La chronique prospective d’Isabelle Baraud-Serfaty

Dans cette chronique prospective, Isabelle Baraud-Serfaty, conseillère scientifique de Futuribles International et coordonnatrice de la formation Futurs de villes, montre les multiples questions que soulèvent la réintroduction de la nature en ville et, plus largement, la transition vers une ville « verte ».

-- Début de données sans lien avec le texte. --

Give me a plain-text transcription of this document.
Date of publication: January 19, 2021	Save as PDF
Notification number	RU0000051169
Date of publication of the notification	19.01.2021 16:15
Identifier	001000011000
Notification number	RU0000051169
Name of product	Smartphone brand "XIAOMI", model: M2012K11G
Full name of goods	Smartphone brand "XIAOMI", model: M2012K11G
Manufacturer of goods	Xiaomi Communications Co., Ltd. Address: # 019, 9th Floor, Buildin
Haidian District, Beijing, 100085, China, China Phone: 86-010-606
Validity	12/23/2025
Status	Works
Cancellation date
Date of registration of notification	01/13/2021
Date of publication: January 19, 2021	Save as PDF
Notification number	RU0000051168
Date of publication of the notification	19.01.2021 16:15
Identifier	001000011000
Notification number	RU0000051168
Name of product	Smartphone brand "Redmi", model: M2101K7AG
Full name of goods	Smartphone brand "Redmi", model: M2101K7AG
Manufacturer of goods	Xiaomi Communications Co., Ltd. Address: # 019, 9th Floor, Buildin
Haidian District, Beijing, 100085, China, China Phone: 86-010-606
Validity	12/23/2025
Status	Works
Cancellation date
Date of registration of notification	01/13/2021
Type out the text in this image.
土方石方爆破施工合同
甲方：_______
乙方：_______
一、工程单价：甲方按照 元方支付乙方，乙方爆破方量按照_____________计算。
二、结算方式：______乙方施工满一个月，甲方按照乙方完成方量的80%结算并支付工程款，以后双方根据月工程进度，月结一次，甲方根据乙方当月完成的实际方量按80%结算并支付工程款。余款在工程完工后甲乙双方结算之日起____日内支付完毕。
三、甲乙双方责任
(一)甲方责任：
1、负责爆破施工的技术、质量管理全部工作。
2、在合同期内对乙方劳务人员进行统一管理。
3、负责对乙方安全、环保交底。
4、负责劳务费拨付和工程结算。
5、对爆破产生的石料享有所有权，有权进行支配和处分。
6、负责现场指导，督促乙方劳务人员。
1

Des villes de plus en plus vertes

« Plan nature », « plan fraîcheur », « plan pleine terre » : lancés respectivement par les métropoles de Lyon [1], Grenoble [2], Nantes [3], ces exemples témoignent parmi beaucoup d’autres que la végétalisation urbaine devient l’une des principales modalités pour adapter les villes au réchauffement climatique. Alors qu’on peut parfois déjà faire cuire un œuf sur le bitume des rues de Marseille (température, 60 °C) [4] et que dans 15 ans le climat de Lyon pourrait être identique à celui de Madrid aujourd’hui [5], cette solution semble faire l’unanimité. Concrètement, les municipalités plantent ou encouragent la plantation d’arbres, et les toitures et les façades sont de plus en plus recouvertes de végétaux.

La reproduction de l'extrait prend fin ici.